Pulando para minha casa, sabia que um homem de bem como o Tio Zezé (o meu Pai  também era um homem de bem), figura cada vez mais escassa  àquela altura, tinha mais que merecimento para acertar o primeiro ou mesmo até o quarto prêmio da Mineira ou da Federal. Aproveitando que em casa havia uma reunião noturna infalível para se rezar o terço em família, os meninos ajoelhados com Pai e Mãe num quarto; e já eram cinco os filhos de Tãozinho do Godó e Itália, já tinha a minha oração decorada. Começando com os mais velhos, a partir deste escrevinhador de histórias, todos tinham de puxar um “mistério” e dedicá-lo a uma causa qualquer, ou, em outras palavras, em louvor ou pedido de algo a Deus ou aos santos.

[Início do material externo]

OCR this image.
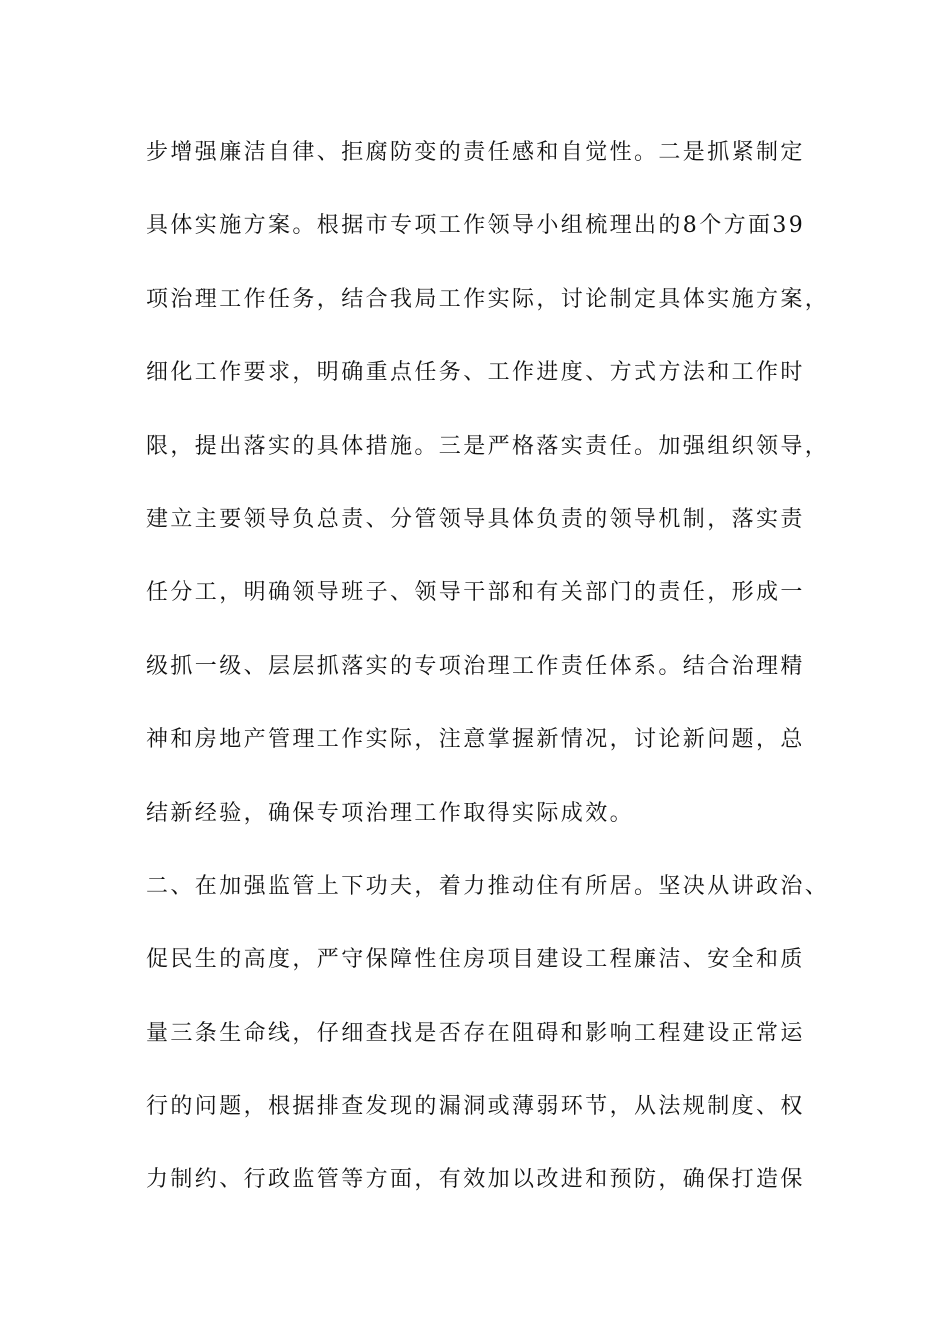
步增强廉洁自律、拒腐防变的责任感和自觉性。二是抓紧制定
具体实施方案。根据市专项工作领导小组梳理出的8个方面39
项治理工作任务，结合我局工作实际，讨论制定具体实施方案，
细化工作要求，明确重点任务、工作进度、方式方法和工作时
限，提出落实的具体措施。三是严格落实责任。加强组织领导，
建立主要领导负总责、分管领导具体负责的领导机制，落实责
任分工，明确领导班子、领导干部和有关部门的责任，形成一
级抓一级、层层抓落实的专项治理工作责任体系。结合治理精
神和房地产管理工作实际，注意掌握新情况，讨论新问题，总
结新经验，确保专项治理工作取得实际成效。
二、在加强监管上下功夫，着力推动住有所居。坚决从讲政治、
促民生的高度，严守保障性住房项目建设工程廉洁、安全和质
量三条生命线，仔细查找是否存在阻碍和影响工程建设正常运
行的问题，根据排查发现的漏洞或薄弱环节，从法规制度、权
力制约、行政监管等方面，有效加以改进和预防，确保打造保
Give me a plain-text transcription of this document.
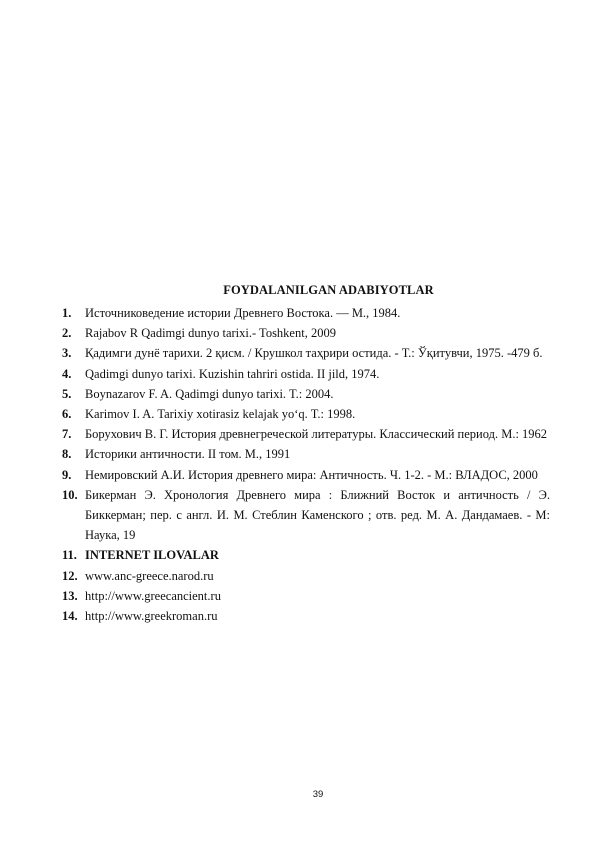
FOYDALANILGAN ADABIYOTLAR
1. Источниковедение истории Древнего Востока. — М., 1984.
2. Rajabov R Qadimgi dunyo tarixi.- Toshkent, 2009
3. Қадимги дунё тарихи. 2 қисм. / Крушкол таҳрири остида. - Т.: Ўқитувчи, 1975. -479 б.
4. Qadimgi dunyo tarixi. Kuzishin tahriri ostida. II jild, 1974.
5. Boynazarov F. A. Qadimgi dunyo tarixi. T.: 2004.
6. Karimov I. A. Tarixiy xotirasiz kelajak yo‘q. T.: 1998.
7. Борухович В. Г. История древнегреческой литературы. Классический период. М.: 1962
8. Историки античности. II том. М., 1991
9. Немировский А.И. История древнего мира: Античность. Ч. 1-2. - М.: ВЛАДОС, 2000
10. Бикерман Э. Хронология Древнего мира : Ближний Восток и античность / Э. Биккерман; пер. с англ. И. М. Стеблин Каменского ; отв. ред. М. А. Дандамаев. - М: Наука, 19
11. INTERNET ILOVALAR
12. www.anc-greece.narod.ru
13. http://www.greecancient.ru
14. http://www.greekroman.ru
39
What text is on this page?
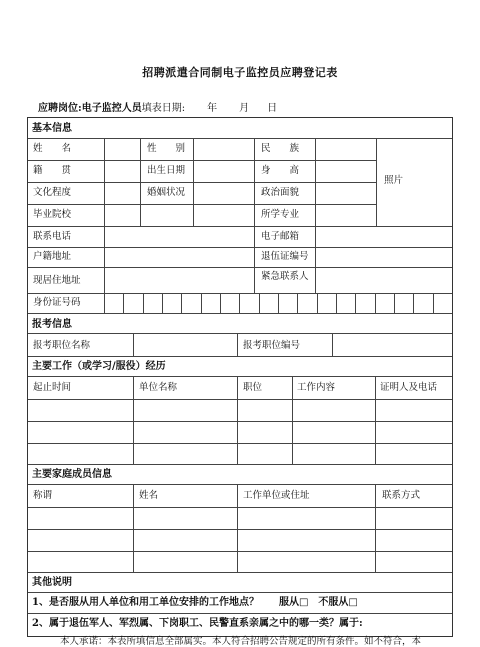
招聘派遣合同制电子监控员应聘登记表
应聘岗位:电子监控人员填表日期: 年 月 日
基本信息
姓　　名	性　　别	民　　族
籍　　贯	出生日期	身　　高
文化程度	婚姻状况	政治面貌
毕业院校	所学专业
联系电话	电子邮箱
户籍地址	退伍证编号
现居住地址	紧急联系人
身份证号码
照片
报考信息
报考职位名称	报考职位编号
主要工作（或学习/服役）经历
起止时间	单位名称	职位	工作内容	证明人及电话
主要家庭成员信息
称谓	姓名	工作单位或住址	联系方式
其他说明
1、是否服从用人单位和用工单位安排的工作地点？　　服从□　不服从□
2、属于退伍军人、军烈属、下岗职工、民警直系亲属之中的哪一类？属于:
本人承诺：本表所填信息全部属实。本人符合招聘公告规定的所有条件。如不符合，本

Naquela noite já estava decidido: faria o meu pedido especial para ser ouvido e rezado por minha mais íntima família. Então, na hora das súplicas com fé e esperança, soltei a voz com boa eloquência e sem medo: “Este mistério tem a final;idade de pedir a Deus e aos santos que façam o Tio Zezé ganhar na loteria”. A minha voz de menino ressabiado ressoou como uma bomba, talvez a explosão de Hiroxima, poucos anos depois da bomba verdadeira da Segunda Guerra Mundial  No susto que levou meu Pai houve a paralisação do ritual do terço. Levantou-se e me arguiu com veemência, entre o riso e a cobrança: “O Zezé pediu a você que rezasse pra ele ganhar na loteria?” Respondi com apenas uma palavra: “Sim”. “Olha, depois que acabarmos o terço vamos conversar” - fechou o pequeno debate.

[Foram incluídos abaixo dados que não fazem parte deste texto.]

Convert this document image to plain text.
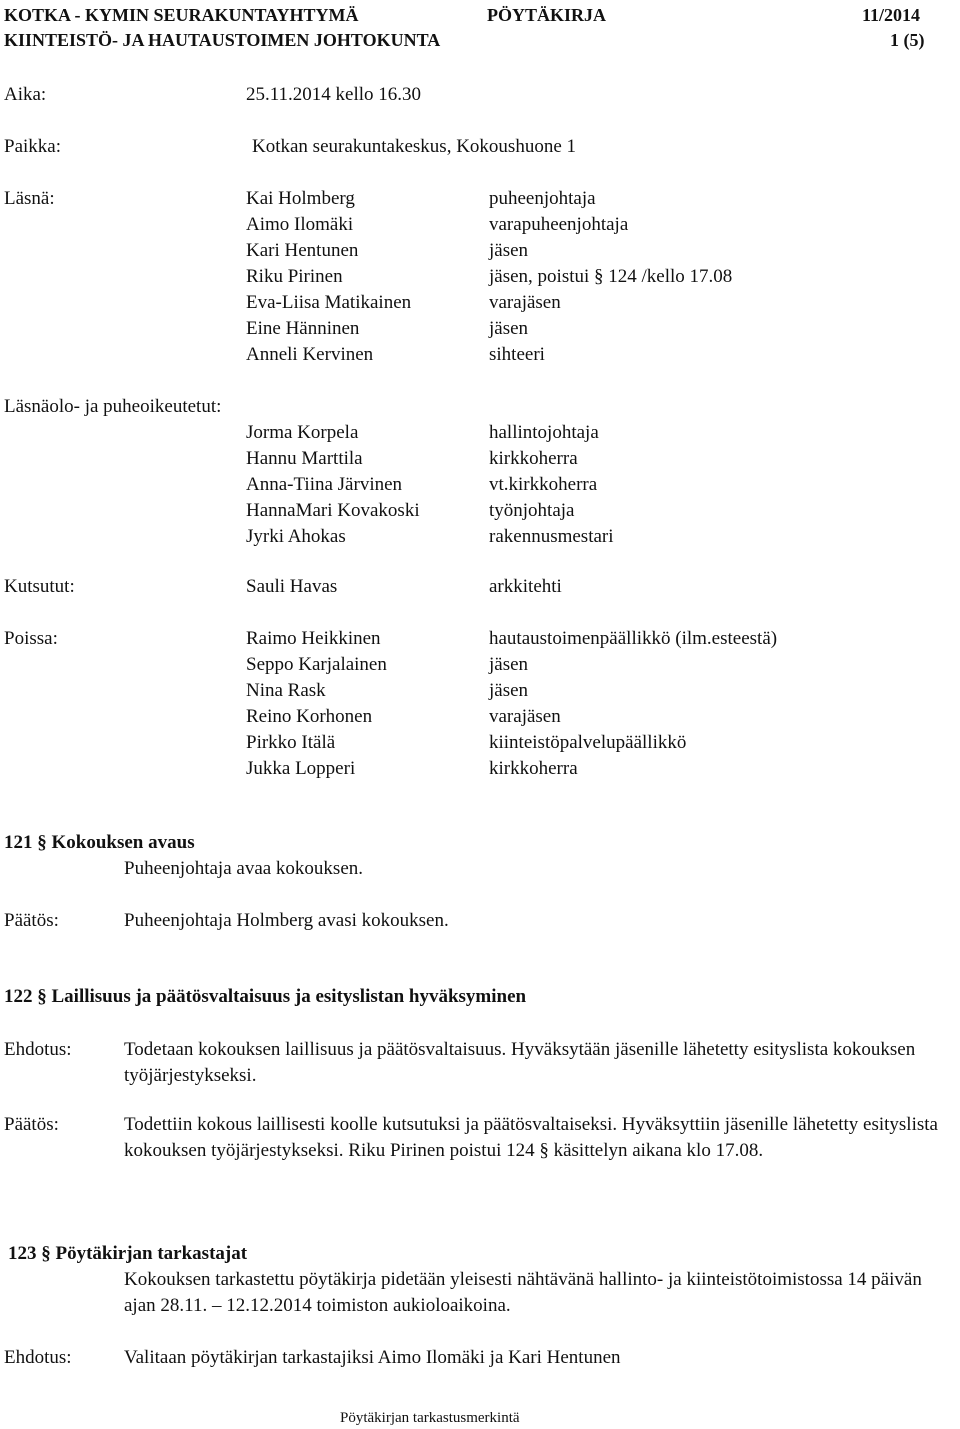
KOTKA - KYMIN SEURAKUNTAYHTYMÄ	PÖYTÄKIRJA	11/2014
KIINTEISTÖ- JA HAUTAUSTOIMEN JOHTOKUNTA	1 (5)
Aika:	25.11.2014 kello 16.30
Paikka:	Kotkan seurakuntakeskus, Kokoushuone 1
Läsnä:	Kai Holmberg	puheenjohtaja
Aimo Ilomäki	varapuheenjohtaja
Kari Hentunen	jäsen
Riku Pirinen	jäsen, poistui § 124 /kello 17.08
Eva-Liisa Matikainen	varajäsen
Eine Hänninen	jäsen
Anneli Kervinen	sihteeri
Läsnäolo- ja puheoikeutetut:
Jorma Korpela	hallintojohtaja
Hannu Marttila	kirkkoherra
Anna-Tiina Järvinen	vt.kirkkoherra
HannaMari Kovakoski	työnjohtaja
Jyrki Ahokas	rakennusmestari
Kutsutut:	Sauli Havas	arkkitehti
Poissa:	Raimo Heikkinen	hautaustoimenpäällikkö (ilm.esteestä)
Seppo Karjalainen	jäsen
Nina Rask	jäsen
Reino Korhonen	varajäsen
Pirkko Itälä	kiinteistöpalvelupäällikkö
Jukka Lopperi	kirkkoherra
121 § Kokouksen avaus
Puheenjohtaja avaa kokouksen.
Päätös:	Puheenjohtaja Holmberg avasi kokouksen.
122 § Laillisuus ja päätösvaltaisuus ja esityslistan hyväksyminen
Ehdotus:	Todetaan kokouksen laillisuus ja päätösvaltaisuus. Hyväksytään jäsenille lähetetty esityslista kokouksen työjärjestykseksi.
Päätös:	Todettiin kokous laillisesti koolle kutsutuksi ja päätösvaltaiseksi. Hyväksyttiin jäsenille lähetetty esityslista kokouksen työjärjestykseksi. Riku Pirinen poistui 124 § käsittelyn aikana klo 17.08.
123 § Pöytäkirjan tarkastajat
Kokouksen tarkastettu pöytäkirja pidetään yleisesti nähtävänä hallinto- ja kiinteistötoimistossa 14 päivän ajan 28.11. – 12.12.2014 toimiston aukioloaikoina.
Ehdotus:	Valitaan pöytäkirjan tarkastajiksi Aimo Ilomäki ja Kari Hentunen
Pöytäkirjan tarkastusmerkintä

E depois conversamos. “Amanhã você vai à casa de seu tio e pergunte a ele se  pelo menos tem comprado algum bilhete de loteria; depois diga a ele que se não comprar  não tem como ganhar.”  No dia seguinte, não esperei o horário da tarde, em que ocorria sempre a sessão de filosofia do Tio Zezé, mas resolvi ir  lá cedo para tentar saber a verdade que me interessava. Ao tomar conhecimento do ocorrido na noite anterior,  antes de mim,  pela Tia Luzia, ele não parava de rir.

Quando lá cheguei estava ainda às gargalhadas, se retorcendo em alegria como se tivesse mesmo faturado um sonhado prêmio. Passou a  mão na minha cabeça depois da conclusão da sua irmã que era uma autêntica difusora de causos engraçados: “A partir da reza de hoje, você pede que aconteça o milagre de seu tio comprar um bilhete e depois reza  pra ocorrer outro milagre e  ele ganhar” , disse a tia.


Mas o querido tio acabou me revelando: “Quem compra bilhete é seu pai, que viaja muito; eu não saio daqui e, portanto, não compro.”  E soltou mais uma de suas inesquecíveis hilaridades, complementando: “Quem sabe alguém me dá um bilhete premiado?”